Wednesday, April 8, 2015

Tennessee Whiskey Is Safe for Another Year, Perhaps for Good

The AP is reporting that legislators opposed to the 2013 law defining Tennessee whiskey withdrew their repeal measure yesterday, "to try to generate more support before next year's legislative session." That's exactly what they said when it failed last year. Supporters of the current law, led by Jack Daniel's, have declared the effort dead.

If you want more details on the whole debate, go here.

Much of the media has portrayed this as Jack Daniel's law, but last fall the Tennessee Distillers Guild (TDG) polled its members and 17 of 20 voted in support of the current law.

Although the vote was secret, it is well-known who the three dissenters were. The effort to repeal the law was initiated by international drinks giant Diageo, which is a TDG member because it owns George Dickel. The other two members opposed to the current law are Phil Prichard, who makes a non-compliant 'Tennessee whiskey' that was grandfathered in by the law now in effect; and Popcorn Sutton, which wants to make an unaged 'moonshine' called Popcorn Sutton's Tennessee White Whiskey.

The repeal effort was also very vocally supported by two reality television stars, Michael Ballard and Jesse James Dupree.
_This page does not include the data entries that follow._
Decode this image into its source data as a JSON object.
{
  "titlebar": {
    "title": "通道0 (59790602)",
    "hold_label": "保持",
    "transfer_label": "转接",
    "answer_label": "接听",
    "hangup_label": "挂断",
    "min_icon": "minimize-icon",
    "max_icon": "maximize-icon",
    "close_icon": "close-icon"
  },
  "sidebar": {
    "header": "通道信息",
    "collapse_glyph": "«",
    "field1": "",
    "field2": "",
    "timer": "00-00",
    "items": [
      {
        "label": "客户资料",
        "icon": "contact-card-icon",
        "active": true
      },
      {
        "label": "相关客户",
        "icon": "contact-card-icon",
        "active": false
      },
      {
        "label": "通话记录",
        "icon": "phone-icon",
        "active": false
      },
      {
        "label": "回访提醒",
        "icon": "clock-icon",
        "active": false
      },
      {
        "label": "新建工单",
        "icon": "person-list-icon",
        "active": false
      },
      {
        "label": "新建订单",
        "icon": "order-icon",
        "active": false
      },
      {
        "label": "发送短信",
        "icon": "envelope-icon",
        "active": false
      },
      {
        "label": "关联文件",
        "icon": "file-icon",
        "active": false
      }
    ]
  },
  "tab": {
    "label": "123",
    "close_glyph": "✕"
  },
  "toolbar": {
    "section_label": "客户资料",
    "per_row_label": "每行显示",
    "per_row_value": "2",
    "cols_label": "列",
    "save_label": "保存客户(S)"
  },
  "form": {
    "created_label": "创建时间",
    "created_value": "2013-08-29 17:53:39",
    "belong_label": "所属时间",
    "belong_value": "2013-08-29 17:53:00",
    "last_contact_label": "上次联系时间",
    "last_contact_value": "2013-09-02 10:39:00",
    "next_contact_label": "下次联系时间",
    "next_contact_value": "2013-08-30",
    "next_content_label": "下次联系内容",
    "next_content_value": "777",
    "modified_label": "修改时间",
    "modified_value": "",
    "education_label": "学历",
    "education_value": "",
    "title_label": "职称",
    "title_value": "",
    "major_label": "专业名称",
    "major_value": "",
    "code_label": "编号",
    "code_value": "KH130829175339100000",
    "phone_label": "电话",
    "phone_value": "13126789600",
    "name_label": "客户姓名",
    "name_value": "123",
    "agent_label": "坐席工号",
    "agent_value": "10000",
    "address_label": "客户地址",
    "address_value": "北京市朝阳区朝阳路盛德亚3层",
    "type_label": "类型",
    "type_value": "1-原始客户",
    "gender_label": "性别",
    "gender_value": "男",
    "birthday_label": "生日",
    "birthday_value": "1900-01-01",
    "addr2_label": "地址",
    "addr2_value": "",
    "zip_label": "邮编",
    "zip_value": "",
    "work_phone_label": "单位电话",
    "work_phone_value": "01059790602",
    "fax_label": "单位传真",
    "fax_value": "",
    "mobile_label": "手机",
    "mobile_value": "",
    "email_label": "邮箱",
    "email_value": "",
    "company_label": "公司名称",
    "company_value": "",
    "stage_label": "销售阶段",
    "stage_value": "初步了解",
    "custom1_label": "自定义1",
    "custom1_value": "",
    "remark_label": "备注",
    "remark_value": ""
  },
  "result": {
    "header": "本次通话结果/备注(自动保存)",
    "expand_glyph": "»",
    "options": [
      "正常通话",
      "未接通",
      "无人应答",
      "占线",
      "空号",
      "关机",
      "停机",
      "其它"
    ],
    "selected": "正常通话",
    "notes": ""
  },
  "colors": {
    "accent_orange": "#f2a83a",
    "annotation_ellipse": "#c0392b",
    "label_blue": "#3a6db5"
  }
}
Ballard owns the Full Throttle Saloon in Sturgis, South Dakota. His partner is Jackyl lead singer Dupree. Ballard and Dupree claim they intend to build a multi-million dollar distillery in Trimble, Tennessee (Pop. 628), but only if the law is changed so they can make whatever they want and call it Tennessee whiskey.

Dupree is also the entrepreneur behind Jesse James American Outlaw Bourbon Whiskey, which is made by an undisclosed Kentucky producer.

Ballard and Dupree made many statements and claims about the Tennessee whiskey issue.

Not one of them was true.

It got pretty silly for a while there, as all sorts of people jumped into the spotlight. Very late in the game, the conservative lobbying group Americans For Prosperity, an organization backed by billionaire brothers Charles and David Koch, threw some of its money behind repeal. Judge Andrew P. Napolitano, a Fox News legal analyst, opined that the current law is unconstitutional.

But in the end, sanity ruled.


Anonymous said...


Earl J. said...

Unconstitutional? There are Federal standards for what you can legally sell as "mayonnaise." What's unconstitutional about a State defining what can be sold as "Tennessee whiskey?"

Erik Fish said...

I'm not much for conspiracy theories, but so much of the argument for repeal was couched in rather painfully forced anti-corporate Robin Hood vocabulary "in defense of small craft distillers against the big bad JD conglomerate", pretty ironic since if anyone deserves the term conglomerate, it's Diageo, not the still largely family-held Brown-Foreman. Considering that Diageo is producing its Dickel according to the law, and diluting the Tennessee standard would have hurt its own label, it is tempting to conclude that somehow slowing down JD seemed worth a bit of a sacrifice to them.
And having the super-patriotic Koch brothers take the side of the Brits against an American family business? What's the world coming to?